Topics in Stochastic Optimization
Publication or External Link
In this thesis, we work with three topics in stochastic optimization: ranking and selection (R&S), multi-armed bandits (MAB) and stochastic kriging (SK). For R&S, we first consider the problem of making inferences about all candidates based on samples drawn from one. Then we study the problem of designing efficient allocation algorithms for problems where the selection objective is more complex than the simple expectation of a random output. In MAB, we use the autoregressive process to capture possible temporal correlations in the unknown reward processes and study the effect of such correlations on the regret bounds of various bandit algorithms. Lastly, for SK, we design a procedure for dynamic experimental design for establishing a good global fit by efficiently allocating simulation budgets in the design space.
The first two Chapters of the thesis work with variations of the R&S problem. In Chapter 1, we consider the problem of choosing the best design alternative under a small simulation budget, where making inferences about all alternatives from a single observation could enhance the probability of correct selection. We propose a new selection rule exploiting the relative similarity between pairs of alternatives and show its improvement on selection performance, evaluated by the Probability of Correct Selection, compared to selection based on collected sample averages. We illustrate the effectiveness by applying our selection index on simulated R&S problems using two well-known budget allocation policies. In Chapter 2, we present two sequential allocation frameworks for selecting from a set of competing alternatives when the decision maker cares about more than just the simple expected rewards. The frameworks are built on general parametric reward distributions and assume the objective of selection, which we refer to as utility, can be expressed as a function of the governing reward distributional parameters. The first algorithm, which we call utility-based OCBA (UOCBA), uses the Delta-technique to find the asymptotic distribution of a utility estimator to establish the asymptotically optimal allocation by solving the corresponding constrained optimization problem. The second, which we refer to as utility-based value of information (UVoI) approach, is a variation of the Bayesian value of information (VoI) techniques for efficient learning of the utility. We establish the asymptotic optimality of both allocation policies and illustrate the performance of the two algorithms through numerical experiments.
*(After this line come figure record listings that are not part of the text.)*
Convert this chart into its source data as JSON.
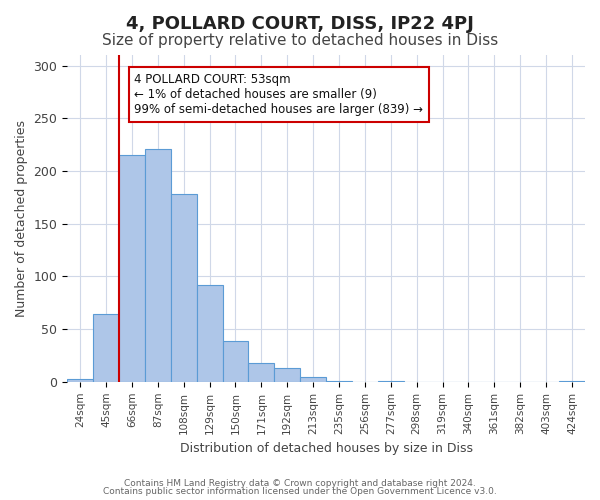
{
  "title": "4, POLLARD COURT, DISS, IP22 4PJ",
  "subtitle": "Size of property relative to detached houses in Diss",
  "xlabel": "Distribution of detached houses by size in Diss",
  "ylabel": "Number of detached properties",
  "bar_values": [
    3,
    64,
    215,
    221,
    178,
    92,
    39,
    18,
    13,
    5,
    1,
    0,
    1,
    0,
    0,
    0,
    0,
    0,
    0,
    1
  ],
  "bar_labels": [
    "24sqm",
    "45sqm",
    "66sqm",
    "87sqm",
    "108sqm",
    "129sqm",
    "150sqm",
    "171sqm",
    "192sqm",
    "213sqm",
    "235sqm",
    "256sqm",
    "277sqm",
    "298sqm",
    "319sqm",
    "340sqm",
    "361sqm",
    "382sqm",
    "403sqm",
    "424sqm"
  ],
  "bar_color": "#aec6e8",
  "bar_edge_color": "#5b9bd5",
  "grid_color": "#d0d8e8",
  "background_color": "#ffffff",
  "vline_color": "#cc0000",
  "annotation_title": "4 POLLARD COURT: 53sqm",
  "annotation_line1": "← 1% of detached houses are smaller (9)",
  "annotation_line2": "99% of semi-detached houses are larger (839) →",
  "annotation_box_color": "#ffffff",
  "annotation_box_edge": "#cc0000",
  "ylim": [
    0,
    310
  ],
  "yticks": [
    0,
    50,
    100,
    150,
    200,
    250,
    300
  ],
  "footer1": "Contains HM Land Registry data © Crown copyright and database right 2024.",
  "footer2": "Contains public sector information licensed under the Open Government Licence v3.0.",
  "title_fontsize": 13,
  "subtitle_fontsize": 11,
  "bar_width": 1.0,
  "vline_pos": 1.5
}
Chapter 3 considers the restless bandit problem where the rewards on the arms are stochastic processes with strong temporal correlations that can be characterized by the
well-known stationary autoregressive-moving-average time series models. We argue that despite the statistical stationarity of the reward processes, a linear improvement in cumulative
reward can be obtained by exploiting the temporal correlation, compared to
policies that work under the independent reward assumption. We introduce the
notion of temporal exploration-exploitation trade-off, where a policy has to balance
between learning more recent information to track the evolution of all reward processes and utilizing currently available predictions to gain better immediate reward.
We prove a regret lower bound characterized by the bandit problem complexity
and correlation strength along the time index and propose policies that achieve a
matching upper bound.
Lastly, Chapter 4 proposes a fully sequential experimental design procedure for the stochastic kriging (SK) methodology of fitting unknown response surfaces from simulation experiments. The procedure first estimates the current SK model performance by jackknifing the existing data points. Then, an additional SK model is fitted on the jackknife error estimates to capture the landscape of the current SK model performance. Methodologies for balancing exploration and exploitation trade-off in Bayesian optimization are employed to select the next simulation point. Compared to existing experimental design procedures relying on the posterior uncertainty estimates from the fitted SK model for evaluating model performance, our method is robust to the SK model specifications. We design a dynamic allocation algorithm, which we call kriging-based dynamic stochastic kriging (KDSK), and illustrate its performance through two numerical experiments.